Thanks for responding, Gareth.
I know some of the folks at Danube, and I have looked at ScrumWorks. It is a great tool, but we wanted process and status transparency throughout the office. We could only get that through a tool like OnTime.
In our office, we have customized OnTime to work with Scrum, and it works well, but honestly Axosoft knows nothing of Scrum, and they are unwilling to tweak the product to support Scrum. I really doubt that many Scrum shops are using OnTime, but that would change quickly if Axosoft were willing to listen to their customer base.
To use OnTime with Scrum, we relabeled "Features" as "Product Backlog", "Tasks" as "Sprint Backlog". We track Impediments through Incidents, however we did not relabled Incidents, as Incidents are also used by customer support. We leveraged user-defined fields to denote teams and members and used the workflows to drive QA and customer interaction.
The major drawbacks are...
- There reporting tool cannot be used to create burndown charts. We create them all using Microsoft Reporting Services and have the automatically e-mailed to team members.
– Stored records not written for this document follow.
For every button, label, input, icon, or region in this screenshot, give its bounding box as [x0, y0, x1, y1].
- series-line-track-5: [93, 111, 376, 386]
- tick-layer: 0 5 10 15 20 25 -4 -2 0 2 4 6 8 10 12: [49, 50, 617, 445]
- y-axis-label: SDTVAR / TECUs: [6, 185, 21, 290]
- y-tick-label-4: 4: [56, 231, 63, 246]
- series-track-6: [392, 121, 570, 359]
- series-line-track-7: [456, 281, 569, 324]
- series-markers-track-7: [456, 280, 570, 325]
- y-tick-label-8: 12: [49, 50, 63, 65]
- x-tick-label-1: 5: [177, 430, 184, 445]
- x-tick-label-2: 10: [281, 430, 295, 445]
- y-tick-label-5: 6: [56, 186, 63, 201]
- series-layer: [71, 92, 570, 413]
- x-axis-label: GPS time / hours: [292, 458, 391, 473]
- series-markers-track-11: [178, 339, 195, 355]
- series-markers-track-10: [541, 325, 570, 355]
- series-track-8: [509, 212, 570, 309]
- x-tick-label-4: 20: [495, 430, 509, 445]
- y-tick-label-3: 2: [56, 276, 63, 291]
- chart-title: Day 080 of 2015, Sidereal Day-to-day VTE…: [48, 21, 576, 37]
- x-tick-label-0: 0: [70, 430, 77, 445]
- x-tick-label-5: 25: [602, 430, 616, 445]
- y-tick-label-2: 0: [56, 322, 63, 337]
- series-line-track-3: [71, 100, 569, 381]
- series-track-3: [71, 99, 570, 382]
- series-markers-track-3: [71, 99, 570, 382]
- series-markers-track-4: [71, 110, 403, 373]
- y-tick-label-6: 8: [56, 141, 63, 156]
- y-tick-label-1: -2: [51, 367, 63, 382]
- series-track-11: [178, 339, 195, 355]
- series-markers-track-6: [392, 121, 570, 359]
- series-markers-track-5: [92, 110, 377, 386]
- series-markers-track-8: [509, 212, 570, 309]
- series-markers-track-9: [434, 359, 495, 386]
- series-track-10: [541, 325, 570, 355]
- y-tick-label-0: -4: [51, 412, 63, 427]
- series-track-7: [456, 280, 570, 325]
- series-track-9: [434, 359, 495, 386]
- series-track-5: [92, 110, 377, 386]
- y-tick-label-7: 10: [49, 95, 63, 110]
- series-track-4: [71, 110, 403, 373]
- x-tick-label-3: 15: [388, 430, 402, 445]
We also had to store some data outside of their database tables, as the historical data needed for burndown charts is not tracked by OnTime.
- The Customer Portal does not include Tasks, so Sprint Backlog Items cannot be viewed by customers acting as members (either Pigs or Chickens) of your Scrum team.
- There is no support for calculated user-defined fields, so we had to create a trigger on the database to calculate time remaining.
- Some of their fields (like Estimated and Actual Duration) are not used by Scrum, but OnTime's canned reports, Quick Add Task Bar, etc. expect these fields to be used and cannot be redirected to use user-defined fields.
Everything else—with the aid of a few user-defined fields and custom workflows—works perfectly.